If lawmakers approve the first plan, it will go to the Gov. Kim Reynolds for her signature. If the plan is rejected, the agency will draw another map that again is subject to a yes-or-no vote without any changes. If that is rejected, the agency draws a third version that then can be amended by lawmakers.

House Democrats already have committed — sight unseen — to the first plan.

“Iowans don't want politicians picking and choosing who they represent,” House Minority Leader Jennifer Konfrst, D-Windsor Heights, said earlier this month. “That's why Iowa House Democrats plan to vote ‘yes’ on the first map. We can feel confident in this plan even before seeing the maps because it's not about the political makeup of the districts. It's about ensuring fair representation for Iowans. It's not about us. It's about the people we represent.”

She challenged Republicans to make the same commitment. However, none of the other legislative caucuses have made a similar commitment.

In a statement Tuesday, Senate Minority Leader Zach Wahls, D-Coralville, said lawmakers should approve the first plan “if it meets all the legal and constitutional requirements.”

House and Senate Republicans have said they will follow the law.

“As I have repeatedly stated, the goal of Senate Republicans after the census is to follow by the redistricting process outlined in Iowa Code,” Senate Majority Leader Jack Whitver, R-Ankeny, said. He also thanked the court for “maintaining Iowa’s nationally recognized redistricting process.”

House Speaker Pat Grassley, R-New Hartford, said House Republicans are “eager” to get to work on a redistricting process “considered one of the fairest in all 50 states.”

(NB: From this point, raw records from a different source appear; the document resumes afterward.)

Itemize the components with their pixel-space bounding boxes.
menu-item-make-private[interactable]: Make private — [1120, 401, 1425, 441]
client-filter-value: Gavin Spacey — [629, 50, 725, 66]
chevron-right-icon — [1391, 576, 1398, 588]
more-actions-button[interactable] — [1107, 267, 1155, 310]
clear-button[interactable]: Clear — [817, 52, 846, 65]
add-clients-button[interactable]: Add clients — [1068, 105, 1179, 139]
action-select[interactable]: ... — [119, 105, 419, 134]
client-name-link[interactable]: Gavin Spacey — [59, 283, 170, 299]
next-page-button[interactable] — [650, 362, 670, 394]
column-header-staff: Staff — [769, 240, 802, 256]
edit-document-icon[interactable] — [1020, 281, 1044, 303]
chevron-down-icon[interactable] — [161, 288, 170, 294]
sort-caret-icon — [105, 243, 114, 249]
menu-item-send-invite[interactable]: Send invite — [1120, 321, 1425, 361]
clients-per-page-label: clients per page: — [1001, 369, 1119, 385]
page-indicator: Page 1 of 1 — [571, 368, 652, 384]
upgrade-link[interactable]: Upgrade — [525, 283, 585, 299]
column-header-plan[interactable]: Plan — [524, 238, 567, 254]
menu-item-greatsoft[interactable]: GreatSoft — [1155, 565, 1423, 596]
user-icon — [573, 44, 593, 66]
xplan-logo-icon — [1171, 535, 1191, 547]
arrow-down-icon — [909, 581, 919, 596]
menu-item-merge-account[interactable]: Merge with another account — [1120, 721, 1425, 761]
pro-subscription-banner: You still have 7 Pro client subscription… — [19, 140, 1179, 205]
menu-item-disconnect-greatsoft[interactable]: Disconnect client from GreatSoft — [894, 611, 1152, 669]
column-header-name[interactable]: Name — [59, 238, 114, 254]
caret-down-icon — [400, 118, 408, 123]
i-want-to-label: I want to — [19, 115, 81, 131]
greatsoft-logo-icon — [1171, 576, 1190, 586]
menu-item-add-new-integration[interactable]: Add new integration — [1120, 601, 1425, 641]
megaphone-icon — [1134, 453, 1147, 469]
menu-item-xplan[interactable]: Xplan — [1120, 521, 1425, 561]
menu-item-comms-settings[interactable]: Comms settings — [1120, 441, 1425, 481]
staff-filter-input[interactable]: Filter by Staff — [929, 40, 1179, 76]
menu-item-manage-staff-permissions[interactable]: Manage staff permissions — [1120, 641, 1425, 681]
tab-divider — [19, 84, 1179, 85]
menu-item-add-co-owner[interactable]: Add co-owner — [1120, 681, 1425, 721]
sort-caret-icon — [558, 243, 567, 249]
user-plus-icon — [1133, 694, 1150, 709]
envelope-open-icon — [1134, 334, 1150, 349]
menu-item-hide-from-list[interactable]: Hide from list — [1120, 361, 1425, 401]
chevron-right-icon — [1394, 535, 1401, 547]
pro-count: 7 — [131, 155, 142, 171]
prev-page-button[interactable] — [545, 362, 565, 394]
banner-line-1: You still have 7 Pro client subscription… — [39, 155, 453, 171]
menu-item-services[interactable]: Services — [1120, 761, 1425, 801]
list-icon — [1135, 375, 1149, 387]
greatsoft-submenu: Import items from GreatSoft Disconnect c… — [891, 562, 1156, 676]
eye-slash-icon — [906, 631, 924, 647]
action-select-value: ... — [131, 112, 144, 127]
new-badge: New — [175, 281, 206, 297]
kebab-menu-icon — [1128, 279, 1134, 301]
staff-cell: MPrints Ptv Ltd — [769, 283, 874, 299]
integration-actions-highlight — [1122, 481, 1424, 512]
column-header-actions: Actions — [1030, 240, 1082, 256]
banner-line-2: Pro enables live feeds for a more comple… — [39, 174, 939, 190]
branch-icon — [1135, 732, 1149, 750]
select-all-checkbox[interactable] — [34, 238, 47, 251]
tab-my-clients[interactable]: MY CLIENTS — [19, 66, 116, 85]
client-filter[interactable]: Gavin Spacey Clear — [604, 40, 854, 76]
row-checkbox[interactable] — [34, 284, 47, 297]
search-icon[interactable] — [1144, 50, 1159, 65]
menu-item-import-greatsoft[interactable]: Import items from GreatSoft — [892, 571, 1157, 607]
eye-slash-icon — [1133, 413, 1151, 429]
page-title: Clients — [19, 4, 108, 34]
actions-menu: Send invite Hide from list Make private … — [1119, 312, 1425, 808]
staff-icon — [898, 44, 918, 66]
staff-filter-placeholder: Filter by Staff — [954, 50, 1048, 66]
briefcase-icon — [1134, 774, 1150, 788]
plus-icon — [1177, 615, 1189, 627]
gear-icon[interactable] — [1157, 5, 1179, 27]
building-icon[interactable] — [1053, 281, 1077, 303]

“We’ve worked with the nonpartisan LSA and the Supreme Court to ensure that the integrity of our highly-praised redistricting process is maintained,” he said.

However, Democrats warn that following the law would allow the Republican majorities to gerrymander by amending a third plan to give them an advantage in future elections.

“Despite our requests, and we've been making these requests for almost a year now, Republicans still have not made a declarative statement that they won’t gerrymander,” Wahls said. “We’re very concerned.”

Neither Wahls nor Konfrst had evidence, however, that Republicans plan to create their own map for partisan advantage.

“I’ve not heard anything that leads me to believe that there's anything imminent coming,” Konfrst said, adding, “I haven't heard anything the other way, either.”

Reynolds was asked during a radio interview Tuesday if she expected legislators might consider any issues beyond redistricting during the special session.

“They can,” she replied. “We’re going to be very focused on the redistricting. We’ve got a pretty tight turnaround because of the timing. It’s really compressed, that timeline. They do have the ability to do that.”